SELMA: A Speech-Enabled Language Model for Virtual Assistant Interactions
Dominik Wagner, Alexander Churchill, Siddharth Sigtia, Erik Marchi
TL;DR
SELMA presents a unified, end-to-end Speech-Enabled Language Model that processes audio and text to jointly perform VT detection, DDSD, and ASR along with two auxiliary tasks, using a parameter-efficient LoRA-based fine-tuning and a feature pooling strategy. The model extends Qwen-Audio-Chat with a four-component architecture (audio encoder, aggregator, gating, and decoder-only LLM), and employs prompts to orchestrate multiple tasks within a single forward pass. Empirical results show SELMA improves over task-specific baselines, achieving a relative $64\%$ EER reduction on VT and $22\%$ on DDSD while maintaining competitive WER, with DET curves confirming robust performance across thresholds. The approach reduces input-processing complexity in virtual assistants and enhances generalization across tasks, indicating practical benefits for real-world VA systems. Future work will expand to end-to-end integration with downstream NLU components.
Abstract
In this work, we present and evaluate SELMA, a Speech-Enabled Language Model for virtual Assistant interactions that integrates audio and text as inputs to a Large Language Model (LLM). SELMA is designed to handle three primary and two auxiliary tasks related to interactions with virtual assistants simultaneously within a single end-to-end model.
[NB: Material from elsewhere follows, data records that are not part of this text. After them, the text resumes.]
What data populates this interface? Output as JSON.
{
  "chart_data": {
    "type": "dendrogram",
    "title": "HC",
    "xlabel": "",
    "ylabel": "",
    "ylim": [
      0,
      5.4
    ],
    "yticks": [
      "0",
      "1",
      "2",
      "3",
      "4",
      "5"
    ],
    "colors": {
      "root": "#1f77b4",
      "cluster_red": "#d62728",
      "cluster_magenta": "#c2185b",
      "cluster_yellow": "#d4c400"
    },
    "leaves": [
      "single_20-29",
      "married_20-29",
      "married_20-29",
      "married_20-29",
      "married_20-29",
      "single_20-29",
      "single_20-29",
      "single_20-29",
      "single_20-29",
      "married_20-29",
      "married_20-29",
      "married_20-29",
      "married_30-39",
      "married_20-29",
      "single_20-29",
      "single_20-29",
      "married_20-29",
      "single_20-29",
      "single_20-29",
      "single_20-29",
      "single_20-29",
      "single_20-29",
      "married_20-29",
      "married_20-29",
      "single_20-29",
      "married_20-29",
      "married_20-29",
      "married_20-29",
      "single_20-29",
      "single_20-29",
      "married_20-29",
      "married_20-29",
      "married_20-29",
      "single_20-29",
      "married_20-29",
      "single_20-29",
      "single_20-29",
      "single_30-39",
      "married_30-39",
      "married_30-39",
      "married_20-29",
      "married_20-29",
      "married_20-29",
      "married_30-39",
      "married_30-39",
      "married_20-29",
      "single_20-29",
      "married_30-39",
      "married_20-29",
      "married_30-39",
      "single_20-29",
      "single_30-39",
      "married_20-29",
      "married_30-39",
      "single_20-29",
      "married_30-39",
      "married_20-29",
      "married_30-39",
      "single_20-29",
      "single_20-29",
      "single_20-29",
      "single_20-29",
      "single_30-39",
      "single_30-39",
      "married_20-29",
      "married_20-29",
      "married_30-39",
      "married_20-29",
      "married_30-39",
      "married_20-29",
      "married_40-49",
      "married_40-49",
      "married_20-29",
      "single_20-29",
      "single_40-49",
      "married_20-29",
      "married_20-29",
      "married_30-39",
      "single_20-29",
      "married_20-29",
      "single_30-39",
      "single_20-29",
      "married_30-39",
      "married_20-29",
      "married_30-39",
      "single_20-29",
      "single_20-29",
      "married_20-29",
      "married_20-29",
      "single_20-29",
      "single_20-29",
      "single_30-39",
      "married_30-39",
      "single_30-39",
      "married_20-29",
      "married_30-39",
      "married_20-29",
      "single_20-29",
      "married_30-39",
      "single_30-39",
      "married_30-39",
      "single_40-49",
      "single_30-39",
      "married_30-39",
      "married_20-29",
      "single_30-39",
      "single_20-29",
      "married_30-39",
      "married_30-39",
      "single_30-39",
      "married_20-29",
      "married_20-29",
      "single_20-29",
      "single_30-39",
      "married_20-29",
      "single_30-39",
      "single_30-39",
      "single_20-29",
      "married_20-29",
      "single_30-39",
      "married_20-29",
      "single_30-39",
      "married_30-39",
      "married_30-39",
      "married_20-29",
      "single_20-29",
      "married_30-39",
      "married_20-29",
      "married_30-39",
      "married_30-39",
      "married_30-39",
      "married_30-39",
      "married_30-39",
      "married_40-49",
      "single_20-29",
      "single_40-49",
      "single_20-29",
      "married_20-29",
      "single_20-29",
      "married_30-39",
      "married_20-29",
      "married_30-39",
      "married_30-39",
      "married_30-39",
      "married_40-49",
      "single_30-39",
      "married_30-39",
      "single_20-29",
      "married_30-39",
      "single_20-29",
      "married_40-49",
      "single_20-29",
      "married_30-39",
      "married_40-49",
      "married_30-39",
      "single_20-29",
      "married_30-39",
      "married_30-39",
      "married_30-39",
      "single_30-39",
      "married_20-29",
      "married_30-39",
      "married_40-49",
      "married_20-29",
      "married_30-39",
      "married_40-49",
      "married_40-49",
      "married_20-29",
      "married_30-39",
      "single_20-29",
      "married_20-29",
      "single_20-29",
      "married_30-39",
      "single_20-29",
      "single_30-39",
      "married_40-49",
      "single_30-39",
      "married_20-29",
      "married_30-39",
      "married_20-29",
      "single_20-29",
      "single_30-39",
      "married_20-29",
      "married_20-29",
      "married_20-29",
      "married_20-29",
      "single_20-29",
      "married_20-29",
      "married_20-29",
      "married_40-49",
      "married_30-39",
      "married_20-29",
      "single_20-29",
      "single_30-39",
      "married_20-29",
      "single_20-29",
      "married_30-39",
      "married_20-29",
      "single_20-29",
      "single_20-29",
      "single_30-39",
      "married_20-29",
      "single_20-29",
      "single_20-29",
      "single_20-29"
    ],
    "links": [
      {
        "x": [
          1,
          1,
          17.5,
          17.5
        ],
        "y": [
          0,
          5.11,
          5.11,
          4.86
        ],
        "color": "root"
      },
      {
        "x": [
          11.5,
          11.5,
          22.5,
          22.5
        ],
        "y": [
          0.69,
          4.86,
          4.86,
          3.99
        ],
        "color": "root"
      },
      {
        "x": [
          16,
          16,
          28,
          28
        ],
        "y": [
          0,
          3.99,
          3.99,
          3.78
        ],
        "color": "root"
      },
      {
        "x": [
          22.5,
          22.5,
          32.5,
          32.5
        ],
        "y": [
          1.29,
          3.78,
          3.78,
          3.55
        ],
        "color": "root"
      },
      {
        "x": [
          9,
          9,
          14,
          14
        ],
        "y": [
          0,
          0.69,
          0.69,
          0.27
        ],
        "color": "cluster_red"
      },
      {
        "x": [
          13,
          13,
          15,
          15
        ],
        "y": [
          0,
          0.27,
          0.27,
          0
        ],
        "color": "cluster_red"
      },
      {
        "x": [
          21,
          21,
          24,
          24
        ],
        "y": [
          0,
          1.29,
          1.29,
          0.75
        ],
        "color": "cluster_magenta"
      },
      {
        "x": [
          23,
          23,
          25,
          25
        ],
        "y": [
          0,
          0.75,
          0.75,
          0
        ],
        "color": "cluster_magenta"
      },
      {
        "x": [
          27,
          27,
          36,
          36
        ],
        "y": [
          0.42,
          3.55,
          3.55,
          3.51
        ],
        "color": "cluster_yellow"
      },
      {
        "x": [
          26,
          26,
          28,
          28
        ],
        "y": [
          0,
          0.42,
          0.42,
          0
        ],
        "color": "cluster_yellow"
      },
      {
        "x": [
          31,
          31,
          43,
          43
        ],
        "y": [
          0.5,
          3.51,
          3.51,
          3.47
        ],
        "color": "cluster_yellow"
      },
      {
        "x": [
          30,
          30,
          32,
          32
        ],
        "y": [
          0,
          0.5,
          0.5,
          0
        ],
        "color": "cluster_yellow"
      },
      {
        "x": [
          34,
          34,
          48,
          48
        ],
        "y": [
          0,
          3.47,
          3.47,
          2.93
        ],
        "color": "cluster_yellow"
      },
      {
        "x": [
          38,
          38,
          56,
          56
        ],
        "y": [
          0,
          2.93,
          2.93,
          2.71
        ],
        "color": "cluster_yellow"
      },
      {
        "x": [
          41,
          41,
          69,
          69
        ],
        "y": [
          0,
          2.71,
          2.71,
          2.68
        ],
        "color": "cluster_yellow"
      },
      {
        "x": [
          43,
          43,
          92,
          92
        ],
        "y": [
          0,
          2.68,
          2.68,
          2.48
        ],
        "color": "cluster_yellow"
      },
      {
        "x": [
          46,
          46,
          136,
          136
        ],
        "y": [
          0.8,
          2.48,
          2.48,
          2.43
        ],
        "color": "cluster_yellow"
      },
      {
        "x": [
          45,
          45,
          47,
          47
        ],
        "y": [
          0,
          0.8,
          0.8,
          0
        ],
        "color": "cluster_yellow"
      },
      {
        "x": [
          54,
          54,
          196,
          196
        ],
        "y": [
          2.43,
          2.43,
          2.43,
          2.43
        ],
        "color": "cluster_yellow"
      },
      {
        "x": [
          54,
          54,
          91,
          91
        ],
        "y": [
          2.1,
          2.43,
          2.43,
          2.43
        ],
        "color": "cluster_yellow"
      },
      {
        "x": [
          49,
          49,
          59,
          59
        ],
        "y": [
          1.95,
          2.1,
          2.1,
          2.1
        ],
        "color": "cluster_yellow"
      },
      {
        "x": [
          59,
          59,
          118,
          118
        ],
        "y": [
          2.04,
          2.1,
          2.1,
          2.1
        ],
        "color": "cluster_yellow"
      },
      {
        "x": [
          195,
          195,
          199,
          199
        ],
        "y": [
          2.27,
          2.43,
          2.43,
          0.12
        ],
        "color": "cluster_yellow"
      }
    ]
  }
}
We employ low-rank adaptation modules for parameter-efficient training of both the audio encoder and the LLM. Additionally, we implement a feature pooling strategy enabling the system to recognize global patterns and improve accuracy on tasks less reliant on individual sequence elements. Experimental results on Voice Trigger (VT) detection, Device-Directed Speech Detection (DDSD), and Automatic Speech Recognition (ASR), demonstrate that our approach both simplifies the typical input processing pipeline of virtual assistants significantly and also improves performance compared to dedicated models for each individual task. SELMA yields relative Equal-Error Rate improvements of 64% on the VT detection task, and 22% on DDSD, while also achieving word error rates close to the baseline.